For clients whose project data sits inside the dump, the breach is effectively a third-party incident requiring their own response posture.
The Attack Technique
Stormous has not published technical specifics around initial access. However, the volume and category breadth of the exfiltrated data are consistent with prolonged dwell time and broad lateral movement, or with the compromise of a centralized document management system such as a file server, SharePoint instance, or project collaboration platform.
Stormous affiliates have historically leveraged phishing, exposed remote access services, and known vulnerabilities in perimeter appliances to gain initial footholds. The absence of public partial-leak teasers prior to the full 33GB dump suggests negotiations were short-lived or absent.

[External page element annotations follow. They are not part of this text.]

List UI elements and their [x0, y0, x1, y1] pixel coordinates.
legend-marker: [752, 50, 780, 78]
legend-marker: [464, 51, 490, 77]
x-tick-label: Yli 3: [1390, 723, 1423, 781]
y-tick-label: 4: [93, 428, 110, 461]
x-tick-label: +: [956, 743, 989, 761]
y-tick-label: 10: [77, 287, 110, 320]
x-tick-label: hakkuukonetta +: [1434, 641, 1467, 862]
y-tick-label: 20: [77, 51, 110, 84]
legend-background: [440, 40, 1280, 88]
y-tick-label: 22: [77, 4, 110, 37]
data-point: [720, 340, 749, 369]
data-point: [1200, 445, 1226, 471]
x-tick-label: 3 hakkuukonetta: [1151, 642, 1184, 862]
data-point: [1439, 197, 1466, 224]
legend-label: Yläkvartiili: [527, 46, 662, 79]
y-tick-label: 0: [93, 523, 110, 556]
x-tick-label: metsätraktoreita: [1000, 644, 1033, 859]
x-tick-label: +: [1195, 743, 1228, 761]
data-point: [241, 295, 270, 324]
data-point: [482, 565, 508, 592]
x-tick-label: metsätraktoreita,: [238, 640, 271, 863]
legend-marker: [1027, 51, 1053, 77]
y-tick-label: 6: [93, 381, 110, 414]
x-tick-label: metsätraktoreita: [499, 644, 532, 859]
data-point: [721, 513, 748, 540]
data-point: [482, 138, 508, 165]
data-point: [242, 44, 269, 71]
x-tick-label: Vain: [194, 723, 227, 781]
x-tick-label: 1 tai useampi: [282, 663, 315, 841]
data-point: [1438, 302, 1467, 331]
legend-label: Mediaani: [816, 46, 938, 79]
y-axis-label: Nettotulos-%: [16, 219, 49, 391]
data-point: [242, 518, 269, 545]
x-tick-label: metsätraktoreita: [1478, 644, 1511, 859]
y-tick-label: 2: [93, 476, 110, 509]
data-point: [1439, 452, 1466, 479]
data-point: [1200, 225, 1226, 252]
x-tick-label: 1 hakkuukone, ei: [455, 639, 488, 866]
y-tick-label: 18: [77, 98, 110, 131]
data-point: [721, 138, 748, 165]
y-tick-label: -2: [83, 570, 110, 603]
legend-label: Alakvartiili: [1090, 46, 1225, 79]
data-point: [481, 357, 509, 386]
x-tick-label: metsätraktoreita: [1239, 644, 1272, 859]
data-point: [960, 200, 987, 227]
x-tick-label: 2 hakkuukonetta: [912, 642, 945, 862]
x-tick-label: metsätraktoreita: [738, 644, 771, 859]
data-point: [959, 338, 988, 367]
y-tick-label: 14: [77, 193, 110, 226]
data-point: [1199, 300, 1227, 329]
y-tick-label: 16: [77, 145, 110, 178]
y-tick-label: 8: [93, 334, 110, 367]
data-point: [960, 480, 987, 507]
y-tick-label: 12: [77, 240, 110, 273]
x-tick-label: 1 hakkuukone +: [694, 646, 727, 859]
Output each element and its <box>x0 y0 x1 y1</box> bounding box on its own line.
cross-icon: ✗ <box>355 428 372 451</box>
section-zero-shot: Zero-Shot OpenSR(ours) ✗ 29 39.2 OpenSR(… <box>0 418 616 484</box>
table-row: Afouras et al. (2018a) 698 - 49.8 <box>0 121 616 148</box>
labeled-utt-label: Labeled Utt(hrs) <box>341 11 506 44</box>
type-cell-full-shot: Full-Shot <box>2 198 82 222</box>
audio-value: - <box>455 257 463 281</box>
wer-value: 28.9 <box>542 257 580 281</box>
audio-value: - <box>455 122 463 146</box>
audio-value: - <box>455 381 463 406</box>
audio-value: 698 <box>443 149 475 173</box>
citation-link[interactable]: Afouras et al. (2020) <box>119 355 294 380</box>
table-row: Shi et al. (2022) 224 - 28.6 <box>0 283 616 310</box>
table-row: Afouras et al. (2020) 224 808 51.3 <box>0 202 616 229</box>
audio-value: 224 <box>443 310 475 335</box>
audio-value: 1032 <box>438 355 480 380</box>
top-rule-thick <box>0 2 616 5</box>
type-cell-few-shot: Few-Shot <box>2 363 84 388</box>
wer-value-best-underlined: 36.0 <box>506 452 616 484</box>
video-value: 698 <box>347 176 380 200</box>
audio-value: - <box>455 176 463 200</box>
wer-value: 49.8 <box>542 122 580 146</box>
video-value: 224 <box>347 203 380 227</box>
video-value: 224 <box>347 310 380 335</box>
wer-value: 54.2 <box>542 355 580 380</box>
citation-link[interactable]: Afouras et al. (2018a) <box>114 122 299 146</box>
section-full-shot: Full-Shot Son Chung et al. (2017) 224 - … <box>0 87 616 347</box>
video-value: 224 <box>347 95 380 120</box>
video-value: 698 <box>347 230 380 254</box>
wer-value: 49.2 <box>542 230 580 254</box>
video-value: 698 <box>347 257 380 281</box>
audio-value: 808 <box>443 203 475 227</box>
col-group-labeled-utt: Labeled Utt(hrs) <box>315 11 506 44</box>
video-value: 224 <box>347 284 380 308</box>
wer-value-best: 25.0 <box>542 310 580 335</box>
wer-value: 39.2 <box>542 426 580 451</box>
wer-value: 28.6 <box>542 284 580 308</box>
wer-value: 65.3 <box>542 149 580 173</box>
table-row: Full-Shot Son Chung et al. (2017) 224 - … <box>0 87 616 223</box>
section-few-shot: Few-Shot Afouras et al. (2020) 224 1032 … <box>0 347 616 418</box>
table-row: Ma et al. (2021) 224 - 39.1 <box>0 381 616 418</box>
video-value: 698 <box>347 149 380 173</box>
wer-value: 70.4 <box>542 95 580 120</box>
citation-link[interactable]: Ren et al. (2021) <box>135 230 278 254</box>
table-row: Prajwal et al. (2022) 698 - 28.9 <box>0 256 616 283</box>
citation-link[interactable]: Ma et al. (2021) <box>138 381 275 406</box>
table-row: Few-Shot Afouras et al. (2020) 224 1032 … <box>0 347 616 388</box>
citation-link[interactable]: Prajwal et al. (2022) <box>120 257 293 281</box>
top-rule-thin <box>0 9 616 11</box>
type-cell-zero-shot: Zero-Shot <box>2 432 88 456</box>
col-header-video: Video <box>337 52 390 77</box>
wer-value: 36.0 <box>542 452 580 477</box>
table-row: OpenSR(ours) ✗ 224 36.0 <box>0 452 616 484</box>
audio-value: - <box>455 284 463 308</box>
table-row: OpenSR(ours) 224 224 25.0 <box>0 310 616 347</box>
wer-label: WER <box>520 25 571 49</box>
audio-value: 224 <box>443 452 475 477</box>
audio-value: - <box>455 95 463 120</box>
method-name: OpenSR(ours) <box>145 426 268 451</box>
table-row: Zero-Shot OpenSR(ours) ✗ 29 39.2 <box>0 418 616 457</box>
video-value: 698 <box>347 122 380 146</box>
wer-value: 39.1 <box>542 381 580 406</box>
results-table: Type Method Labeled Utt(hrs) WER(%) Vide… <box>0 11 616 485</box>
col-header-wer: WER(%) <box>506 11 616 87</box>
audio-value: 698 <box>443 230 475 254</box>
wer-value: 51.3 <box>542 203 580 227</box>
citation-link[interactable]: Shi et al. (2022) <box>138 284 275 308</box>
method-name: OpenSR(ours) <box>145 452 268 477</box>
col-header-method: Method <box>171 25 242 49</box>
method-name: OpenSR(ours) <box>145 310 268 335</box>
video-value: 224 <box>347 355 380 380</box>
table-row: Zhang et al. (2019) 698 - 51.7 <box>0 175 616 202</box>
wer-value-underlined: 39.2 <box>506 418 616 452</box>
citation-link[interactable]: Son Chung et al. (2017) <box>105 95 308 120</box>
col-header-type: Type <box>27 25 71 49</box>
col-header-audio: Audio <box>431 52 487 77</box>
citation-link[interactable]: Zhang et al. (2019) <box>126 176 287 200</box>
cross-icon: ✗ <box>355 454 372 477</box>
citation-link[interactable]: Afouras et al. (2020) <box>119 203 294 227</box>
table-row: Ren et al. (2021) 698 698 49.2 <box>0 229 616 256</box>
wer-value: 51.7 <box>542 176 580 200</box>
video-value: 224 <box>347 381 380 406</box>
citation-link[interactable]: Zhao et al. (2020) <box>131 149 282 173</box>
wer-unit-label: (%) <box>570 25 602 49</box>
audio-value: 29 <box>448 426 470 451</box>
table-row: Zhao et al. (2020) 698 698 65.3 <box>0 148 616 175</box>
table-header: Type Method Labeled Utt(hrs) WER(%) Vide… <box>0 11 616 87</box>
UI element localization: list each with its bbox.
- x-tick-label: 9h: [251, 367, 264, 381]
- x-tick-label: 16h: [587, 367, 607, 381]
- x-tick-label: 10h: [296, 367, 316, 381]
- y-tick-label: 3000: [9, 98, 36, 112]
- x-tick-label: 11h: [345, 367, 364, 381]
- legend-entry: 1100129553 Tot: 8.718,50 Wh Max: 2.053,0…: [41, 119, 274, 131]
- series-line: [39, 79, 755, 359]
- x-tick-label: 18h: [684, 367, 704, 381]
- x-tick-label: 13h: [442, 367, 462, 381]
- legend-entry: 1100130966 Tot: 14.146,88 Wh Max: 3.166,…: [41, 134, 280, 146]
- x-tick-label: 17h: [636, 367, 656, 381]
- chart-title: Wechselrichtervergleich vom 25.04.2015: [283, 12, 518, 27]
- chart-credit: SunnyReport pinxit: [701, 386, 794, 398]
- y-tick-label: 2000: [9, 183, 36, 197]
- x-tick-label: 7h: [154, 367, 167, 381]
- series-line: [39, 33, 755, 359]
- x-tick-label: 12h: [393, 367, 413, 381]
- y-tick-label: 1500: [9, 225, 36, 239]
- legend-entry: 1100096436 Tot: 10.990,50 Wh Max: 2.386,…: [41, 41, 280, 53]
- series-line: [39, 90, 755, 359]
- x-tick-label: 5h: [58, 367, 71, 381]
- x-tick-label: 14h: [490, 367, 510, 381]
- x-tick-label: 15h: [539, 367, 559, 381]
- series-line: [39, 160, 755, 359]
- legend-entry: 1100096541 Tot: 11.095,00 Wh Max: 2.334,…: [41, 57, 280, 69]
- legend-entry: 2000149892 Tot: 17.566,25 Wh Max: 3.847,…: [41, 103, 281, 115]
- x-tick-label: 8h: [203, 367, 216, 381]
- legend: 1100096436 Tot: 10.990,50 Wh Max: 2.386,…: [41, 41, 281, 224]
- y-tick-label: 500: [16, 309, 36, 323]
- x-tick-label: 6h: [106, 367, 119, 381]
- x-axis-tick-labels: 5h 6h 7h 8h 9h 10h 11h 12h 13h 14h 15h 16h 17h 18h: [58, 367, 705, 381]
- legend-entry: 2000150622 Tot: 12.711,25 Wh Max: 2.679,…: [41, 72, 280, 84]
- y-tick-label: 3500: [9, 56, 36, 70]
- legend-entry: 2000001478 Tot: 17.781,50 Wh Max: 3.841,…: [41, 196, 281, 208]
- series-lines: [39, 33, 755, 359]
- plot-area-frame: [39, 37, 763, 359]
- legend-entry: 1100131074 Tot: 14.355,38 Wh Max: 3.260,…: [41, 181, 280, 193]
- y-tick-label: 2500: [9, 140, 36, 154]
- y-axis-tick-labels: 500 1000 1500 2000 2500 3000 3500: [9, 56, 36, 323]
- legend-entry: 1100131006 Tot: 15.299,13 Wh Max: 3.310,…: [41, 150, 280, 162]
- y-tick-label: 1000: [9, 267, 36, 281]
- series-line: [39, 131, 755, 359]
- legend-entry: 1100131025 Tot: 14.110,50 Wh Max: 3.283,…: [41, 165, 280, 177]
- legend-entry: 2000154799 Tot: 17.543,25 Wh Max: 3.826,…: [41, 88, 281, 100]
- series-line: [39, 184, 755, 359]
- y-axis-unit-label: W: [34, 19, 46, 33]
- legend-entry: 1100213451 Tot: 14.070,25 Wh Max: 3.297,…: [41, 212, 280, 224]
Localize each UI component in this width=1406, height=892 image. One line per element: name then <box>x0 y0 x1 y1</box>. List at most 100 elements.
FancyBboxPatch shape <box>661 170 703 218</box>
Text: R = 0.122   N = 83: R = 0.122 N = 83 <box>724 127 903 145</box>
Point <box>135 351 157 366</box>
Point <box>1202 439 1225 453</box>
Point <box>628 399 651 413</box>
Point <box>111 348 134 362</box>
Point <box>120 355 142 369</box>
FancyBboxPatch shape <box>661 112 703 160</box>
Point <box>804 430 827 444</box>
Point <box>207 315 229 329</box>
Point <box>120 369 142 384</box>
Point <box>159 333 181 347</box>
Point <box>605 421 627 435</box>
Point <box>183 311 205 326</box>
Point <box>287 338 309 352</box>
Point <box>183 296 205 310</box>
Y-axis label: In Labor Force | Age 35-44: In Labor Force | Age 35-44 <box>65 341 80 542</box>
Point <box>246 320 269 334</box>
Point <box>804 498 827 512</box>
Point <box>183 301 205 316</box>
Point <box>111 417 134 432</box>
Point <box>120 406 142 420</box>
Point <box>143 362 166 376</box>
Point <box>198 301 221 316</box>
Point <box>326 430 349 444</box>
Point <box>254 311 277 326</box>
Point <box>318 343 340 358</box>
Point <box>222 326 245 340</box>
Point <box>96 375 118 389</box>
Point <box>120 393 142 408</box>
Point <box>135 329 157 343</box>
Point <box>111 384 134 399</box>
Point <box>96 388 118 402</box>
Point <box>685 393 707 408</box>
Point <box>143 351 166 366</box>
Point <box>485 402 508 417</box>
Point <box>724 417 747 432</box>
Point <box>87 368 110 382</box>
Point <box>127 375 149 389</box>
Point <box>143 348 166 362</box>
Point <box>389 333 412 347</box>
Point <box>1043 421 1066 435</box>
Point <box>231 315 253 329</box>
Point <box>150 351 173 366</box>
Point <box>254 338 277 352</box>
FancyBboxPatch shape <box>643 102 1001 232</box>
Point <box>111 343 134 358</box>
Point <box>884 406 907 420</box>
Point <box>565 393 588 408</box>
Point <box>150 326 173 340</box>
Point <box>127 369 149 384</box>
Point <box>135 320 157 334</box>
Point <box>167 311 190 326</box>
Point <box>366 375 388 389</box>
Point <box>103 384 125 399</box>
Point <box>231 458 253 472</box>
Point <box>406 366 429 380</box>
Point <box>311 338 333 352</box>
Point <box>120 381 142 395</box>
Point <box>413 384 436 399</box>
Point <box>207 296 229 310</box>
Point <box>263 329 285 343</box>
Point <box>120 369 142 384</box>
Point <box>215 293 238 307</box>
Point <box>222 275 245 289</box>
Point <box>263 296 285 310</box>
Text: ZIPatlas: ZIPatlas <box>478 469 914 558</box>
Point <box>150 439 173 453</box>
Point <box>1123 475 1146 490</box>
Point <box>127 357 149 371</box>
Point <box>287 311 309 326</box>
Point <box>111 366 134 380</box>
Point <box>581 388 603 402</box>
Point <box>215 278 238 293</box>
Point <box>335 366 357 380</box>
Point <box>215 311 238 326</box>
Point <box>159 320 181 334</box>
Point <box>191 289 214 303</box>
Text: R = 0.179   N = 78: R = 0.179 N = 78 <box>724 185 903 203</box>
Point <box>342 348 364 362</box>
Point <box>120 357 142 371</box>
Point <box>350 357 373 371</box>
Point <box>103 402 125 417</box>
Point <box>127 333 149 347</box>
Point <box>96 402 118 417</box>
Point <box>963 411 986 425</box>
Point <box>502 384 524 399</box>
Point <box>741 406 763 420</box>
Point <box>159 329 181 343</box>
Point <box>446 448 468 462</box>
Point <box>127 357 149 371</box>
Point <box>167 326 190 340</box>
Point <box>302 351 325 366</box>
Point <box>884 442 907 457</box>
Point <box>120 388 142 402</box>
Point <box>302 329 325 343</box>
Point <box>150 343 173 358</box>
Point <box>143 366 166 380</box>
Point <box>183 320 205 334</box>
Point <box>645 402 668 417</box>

What Organizations Should Do
- AMS Group clients and partners should treat any shared project data, contracts, or correspondence as compromised and review exposed materials for sensitive intellectual property, credentials, or facility details.
- Audit third-party engineering and construction vendors for security posture, including how they store blueprints, site plans, and project documentation. Apply contractual data-handling requirements equivalent to those imposed on software suppliers.
- Harden centralized document repositories with MFA, conditional access, anomaly detection on bulk downloads, and data loss prevention controls. Segment legacy file servers from general user populations.
- Hunt for Stormous TTPs across perimeter VPN appliances, exposed RDP, and Exchange instances. Review egress logs for unusual outbound transfers exceeding normal baselines.
- Rotate credentials and review identity exposure for any employees named in the dump, and enroll exposed identities in enhanced phishing and BEC monitoring.
- Brief physical security teams on facilities whose layouts may be in the leak so they can adjust access controls, surveillance posture, and incident response plans accordingly.